ECLI:NL:CRVB:2008:BF4861

Centrale Raad van Beroep

Datum uitspraak
23 september 2008
Publicatiedatum
5 april 2013
Zaaknummer
07-3024 WWB
Instantie
Centrale Raad van Beroep
Type
Uitspraak
Rechtsgebied
Bestuursrecht; Socialezekerheidsrecht
Procedures
  • Hoger beroep
Rechters
Vindplaatsen
  • Rechtspraak.nl
AI samenvatting door LexboostAutomatisch gegenereerd

Intrekking, terugvordering en verlaging van bijstand in het kader van de Wet werk en bijstand

In deze zaak gaat het om een hoger beroep van appellant tegen een uitspraak van de rechtbank Middelburg, waarin de intrekking, terugvordering en verlaging van zijn bijstand aan de orde zijn. Appellant ontving sinds 1 februari 2002 bijstand op basis van de Algemene bijstandswet (Abw) en was ontheven van bepaalde verplichtingen. Echter, na een omzettingsbesluit van het College van burgemeester en wethouders van de gemeente Goes, werd appellant op de hoogte gesteld van de verplichtingen die aan zijn bijstand waren verbonden. Het College heeft vervolgens de bijstand van appellant over een bepaalde periode ingetrokken en de gemaakte kosten teruggevorderd, omdat hij zonder melding in het buitenland verbleef. Appellant heeft hiertegen bezwaar gemaakt, maar de rechtbank verklaarde zijn beroep ongegrond.

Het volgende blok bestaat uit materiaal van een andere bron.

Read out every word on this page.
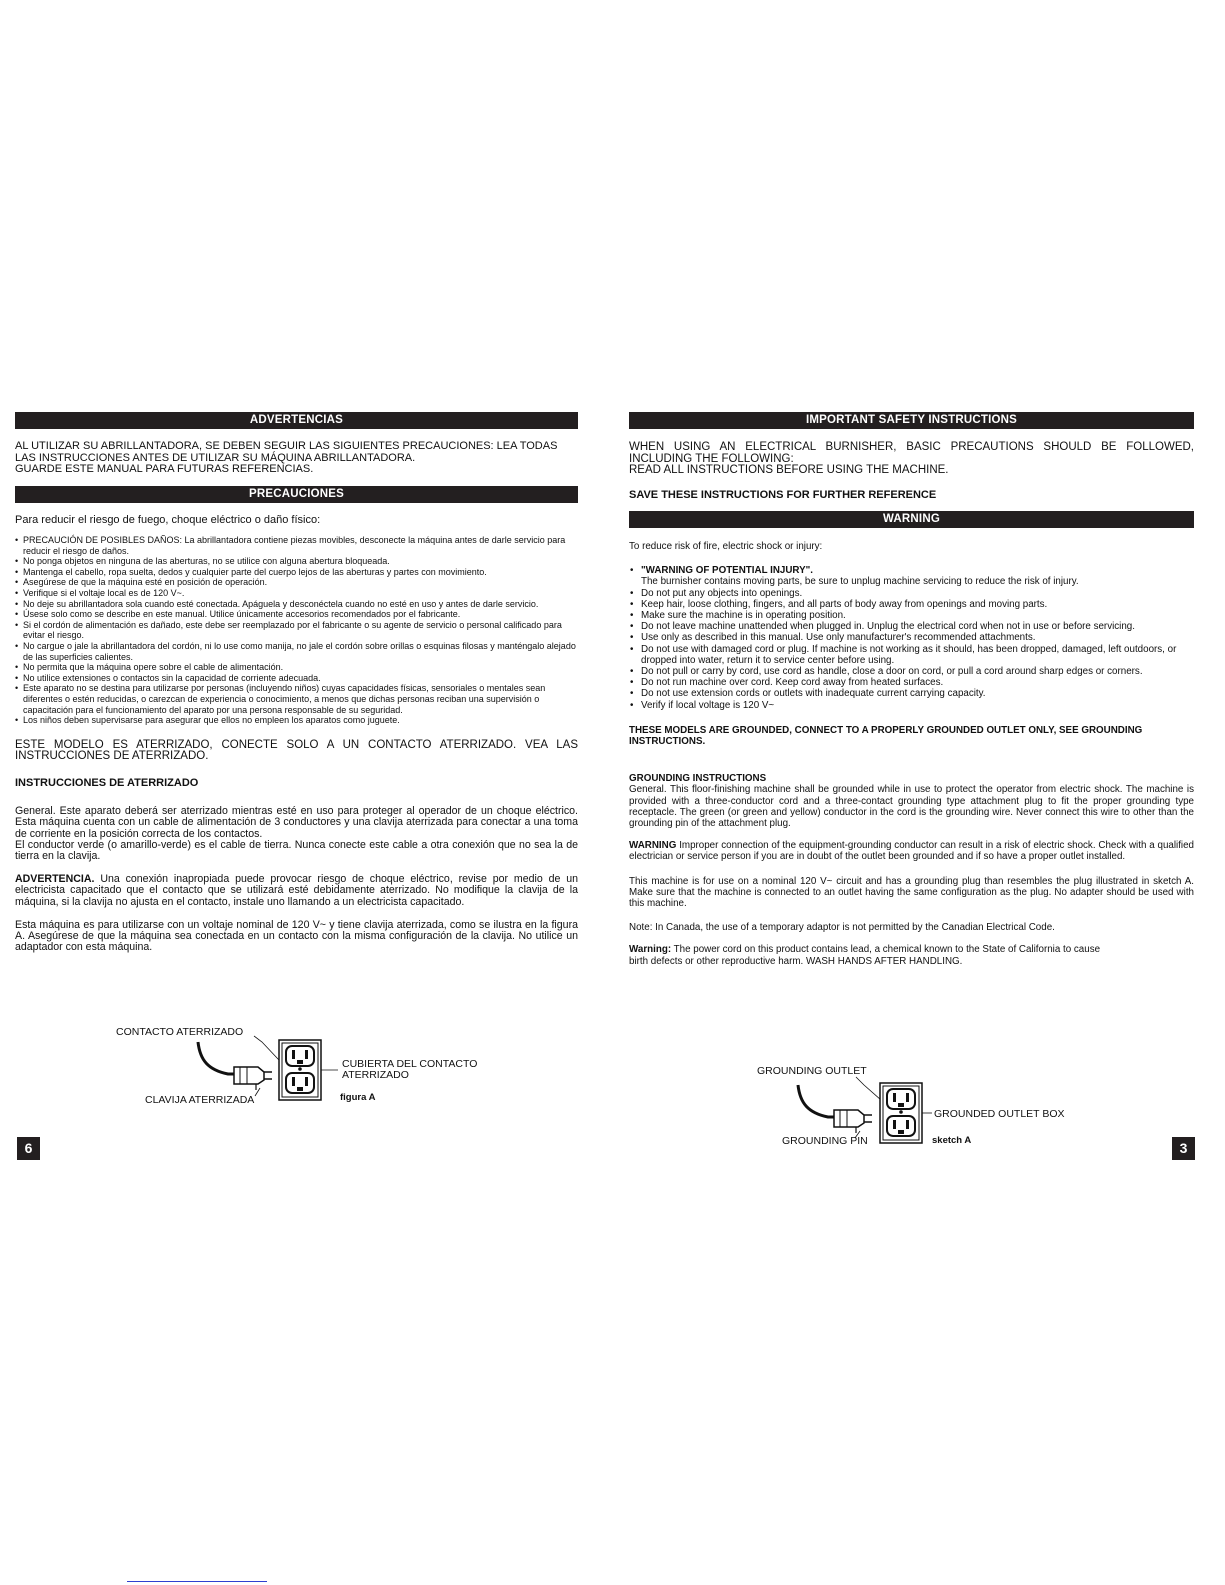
ADVERTENCIAS

AL UTILIZAR SU ABRILLANTADORA, SE DEBEN SEGUIR LAS SIGUIENTES PRECAUCIONES: LEA TODAS

LAS INSTRUCCIONES ANTES DE UTILIZAR SU MÁQUINA ABRILLANTADORA.

GUARDE ESTE MANUAL PARA FUTURAS REFERENCIAS.

PRECAUCIONES

Para reducir el riesgo de fuego, choque eléctrico o daño físico:

• PRECAUCIÓN DE POSIBLES DAÑOS: La abrillantadora contiene piezas movibles, desconecte la máquina antes de darle servicio para reducir el riesgo de daños.
• No ponga objetos en ninguna de las aberturas, no se utilice con alguna abertura bloqueada.
• Mantenga el cabello, ropa suelta, dedos y cualquier parte del cuerpo lejos de las aberturas y partes con movimiento.
• Asegúrese de que la máquina esté en posición de operación.
• Verifique si el voltaje local es de 120 V~.
• No deje su abrillantadora sola cuando esté conectada. Apáguela y desconéctela cuando no esté en uso y antes de darle servicio.
• Úsese solo como se describe en este manual. Utilice únicamente accesorios recomendados por el fabricante.
• Si el cordón de alimentación es dañado, este debe ser reemplazado por el fabricante o su agente de servicio o personal calificado para evitar el riesgo.
• No cargue o jale la abrillantadora del cordón, ni lo use como manija, no jale el cordón sobre orillas o esquinas filosas y manténgalo alejado de las superficies calientes.
• No permita que la máquina opere sobre el cable de alimentación.
• No utilice extensiones o contactos sin la capacidad de corriente adecuada.
• Este aparato no se destina para utilizarse por personas (incluyendo niños) cuyas capacidades físicas, sensoriales o mentales sean diferentes o estén reducidas, o carezcan de experiencia o conocimiento, a menos que dichas personas reciban una supervisión o capacitación para el funcionamiento del aparato por una persona responsable de su seguridad.
• Los niños deben supervisarse para asegurar que ellos no empleen los aparatos como juguete.

ESTE MODELO ES ATERRIZADO, CONECTE SOLO A UN CONTACTO ATERRIZADO. VEA LAS INSTRUCCIONES DE ATERRIZADO.

INSTRUCCIONES DE ATERRIZADO

General. Este aparato deberá ser aterrizado mientras esté en uso para proteger al operador de un choque eléctrico. Esta máquina cuenta con un cable de alimentación de 3 conductores y una clavija aterrizada para conectar a una toma de corriente en la posición correcta de los contactos.

El conductor verde (o amarillo-verde) es el cable de tierra. Nunca conecte este cable a otra conexión que no sea la de tierra en la clavija.

ADVERTENCIA. Una conexión inapropiada puede provocar riesgo de choque eléctrico, revise por medio de un electricista capacitado que el contacto que se utilizará esté debidamente aterrizado. No modifique la clavija de la máquina, si la clavija no ajusta en el contacto, instale uno llamando a un electricista capacitado.

Esta máquina es para utilizarse con un voltaje nominal de 120 V~ y tiene clavija aterrizada, como se ilustra en la figura A. Asegúrese de que la máquina sea conectada en un contacto con la misma configuración de la clavija. No utilice un adaptador con esta máquina.

CONTACTO ATERRIZADO
CUBIERTA DEL CONTACTO
ATERRIZADO
CLAVIJA ATERRIZADA	figura A
6
IMPORTANT SAFETY INSTRUCTIONS

WHEN USING AN ELECTRICAL BURNISHER, BASIC PRECAUTIONS SHOULD BE FOLLOWED,

INCLUDING THE FOLLOWING:

READ ALL INSTRUCTIONS BEFORE USING THE MACHINE.

SAVE THESE INSTRUCTIONS FOR FURTHER REFERENCE

WARNING

To reduce risk of fire, electric shock or injury:

• "WARNING OF POTENTIAL INJURY".
The burnisher contains moving parts, be sure to unplug machine servicing to reduce the risk of injury.
• Do not put any objects into openings.
• Keep hair, loose clothing, fingers, and all parts of body away from openings and moving parts.
• Make sure the machine is in operating position.
• Do not leave machine unattended when plugged in. Unplug the electrical cord when not in use or before servicing.
• Use only as described in this manual. Use only manufacturer's recommended attachments.
• Do not use with damaged cord or plug. If machine is not working as it should, has been dropped, damaged, left outdoors, or dropped into water, return it to service center before using.
• Do not pull or carry by cord, use cord as handle, close a door on cord, or pull a cord around sharp edges or corners.
• Do not run machine over cord. Keep cord away from heated surfaces.
• Do not use extension cords or outlets with inadequate current carrying capacity.
• Verify if local voltage is 120 V~

THESE MODELS ARE GROUNDED, CONNECT TO A PROPERLY GROUNDED OUTLET ONLY, SEE GROUNDING INSTRUCTIONS.

GROUNDING INSTRUCTIONS

General. This floor-finishing machine shall be grounded while in use to protect the operator from electric shock. The machine is provided with a three-conductor cord and a three-contact grounding type attachment plug to fit the proper grounding type receptacle. The green (or green and yellow) conductor in the cord is the grounding wire. Never connect this wire to other than the grounding pin of the attachment plug.

WARNING Improper connection of the equipment-grounding conductor can result in a risk of electric shock. Check with a qualified electrician or service person if you are in doubt of the outlet been grounded and if so have a proper outlet installed.

This machine is for use on a nominal 120 V~ circuit and has a grounding plug than resembles the plug illustrated in sketch A. Make sure that the machine is connected to an outlet having the same configuration as the plug. No adapter should be used with this machine.

Note: In Canada, the use of a temporary adaptor is not permitted by the Canadian Electrical Code.

Warning: The power cord on this product contains lead, a chemical known to the State of California to cause
birth defects or other reproductive harm. WASH HANDS AFTER HANDLING.

GROUNDING OUTLET
GROUNDED OUTLET BOX
GROUNDING PIN	sketch A	3
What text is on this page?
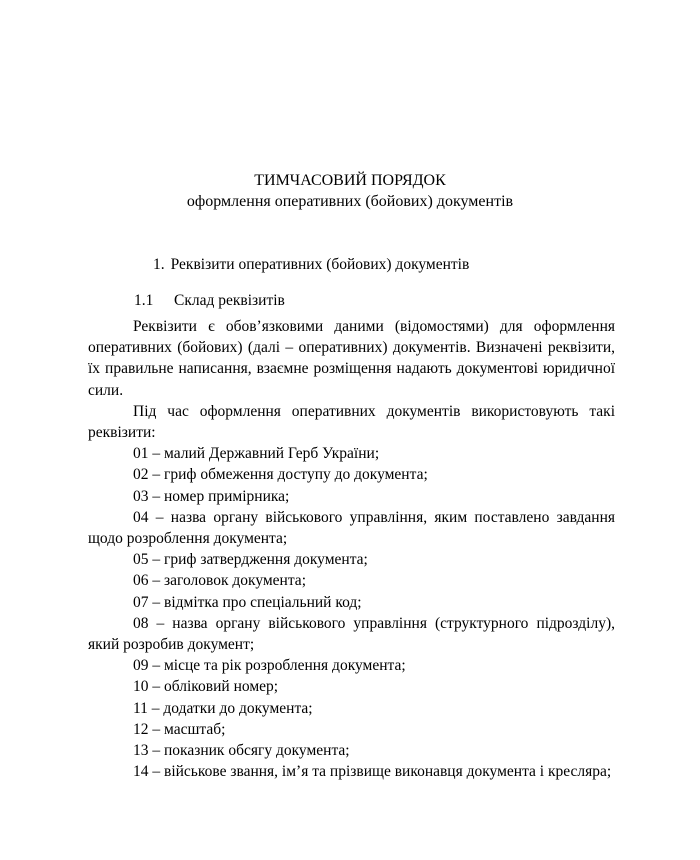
ТИМЧАСОВИЙ ПОРЯДОК
оформлення оперативних (бойових) документів
1. Реквізити оперативних (бойових) документів
1.1 Склад реквізитів

Реквізити є обов’язковими даними (відомостями) для оформлення оперативних (бойових) (далі – оперативних) документів. Визначені реквізити, їх правильне написання, взаємне розміщення надають документові юридичної сили.

Під час оформлення оперативних документів використовують такі реквізити:

01 – малий Державний Герб України;

02 – гриф обмеження доступу до документа;

03 – номер примірника;

04 – назва органу військового управління, яким поставлено завдання щодо розроблення документа;

05 – гриф затвердження документа;

06 – заголовок документа;

07 – відмітка про спеціальний код;

08 – назва органу військового управління (структурного підрозділу), який розробив документ;

09 – місце та рік розроблення документа;

10 – обліковий номер;

11 – додатки до документа;

12 – масштаб;

13 – показник обсягу документа;

14 – військове звання, ім’я та прізвище виконавця документа і кресляра;
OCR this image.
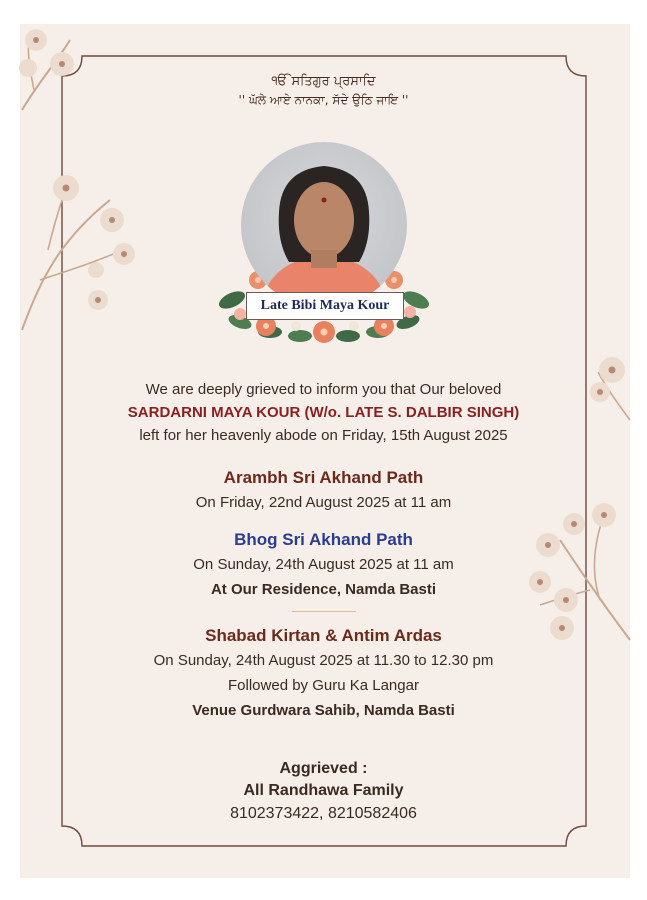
ੴ ਸਤਿਗੁਰ ਪ੍ਰਸਾਦਿ
'' ਘੱਲੇ ਆਏ ਨਾਨਕਾ, ਸੱਦੇ ਉਠਿ ਜਾਇ ''
Late Bibi Maya Kour
We are deeply grieved to inform you that Our beloved
SARDARNI MAYA KOUR (W/o. LATE S. DALBIR SINGH)
left for her heavenly abode on Friday, 15th August 2025
Arambh Sri Akhand Path
On Friday, 22nd August 2025 at 11 am
Bhog Sri Akhand Path
On Sunday, 24th August 2025 at 11 am
At Our Residence, Namda Basti
Shabad Kirtan & Antim Ardas
On Sunday, 24th August 2025 at 11.30 to 12.30 pm
Followed by Guru Ka Langar
Venue Gurdwara Sahib, Namda Basti
Aggrieved :
All Randhawa Family
8102373422, 8210582406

In hoger beroep heeft appellant aangevoerd dat er sprake is van ongeoorloofde leeftijdsdiscriminatie en dat hij niet tijdig melding heeft gemaakt van zijn verblijf in het buitenland. De Centrale Raad van Beroep oordeelt dat de rechtbank in haar uitspraak niet alle relevante besluiten heeft beoordeeld en dat de intrekking van de bijstand terecht was. De Raad stelt vast dat appellant niet volledig ontheven was van de registratieverplichting als werkzoekende en dat de verplichtingen uit de Wet werk en bijstand (WWB) op hem van toepassing bleven. De Raad vernietigt de aangevallen uitspraak en verklaart het beroep tegen het besluit van 22 mei 2006 gegrond, omdat het College ten onrechte van een verkeerd terug te vorderen bedrag is uitgegaan. De Raad veroordeelt het College in de proceskosten van appellant.

Uitspraak

07/3024 WWB
Centrale Raad van Beroep
Meervoudige kamer
U I T S P R A A K
op het hoger beroep van:
[appellant] (hierna: appellant),
tegen de uitspraak van de rechtbank Middelburg van 16 mei 2007, 06/604 (hierna: aangevallen uitspraak),
in het geding tussen:
appellant
en
het College van burgemeester en wethouders van de gemeente Goes (hierna: College)
Datum uitspraak: 23 september 2008
I. PROCESVERLOOP
Namens appellant heeft mr. J.J. Brosius, advocaat te Goes, hoger beroep ingesteld.
Het College heeft een verweerschrift ingediend.
Het onderzoek ter zitting heeft plaatsgevonden op 19 augustus 2008. Appellant is verschenen, bijgestaan door mr. Brosius. Het College heeft zich laten vertegenwoordigen door C.A. Krauwel, werkzaaam bij de gemeente Goes.
II. OVERWEGINGEN
1. Voor een overzicht van de in dit geding van belang zijnde feiten en omstandigheden verwijst de Raad naar de aangevallen uitspraak. Hij volstaat hier met het volgende.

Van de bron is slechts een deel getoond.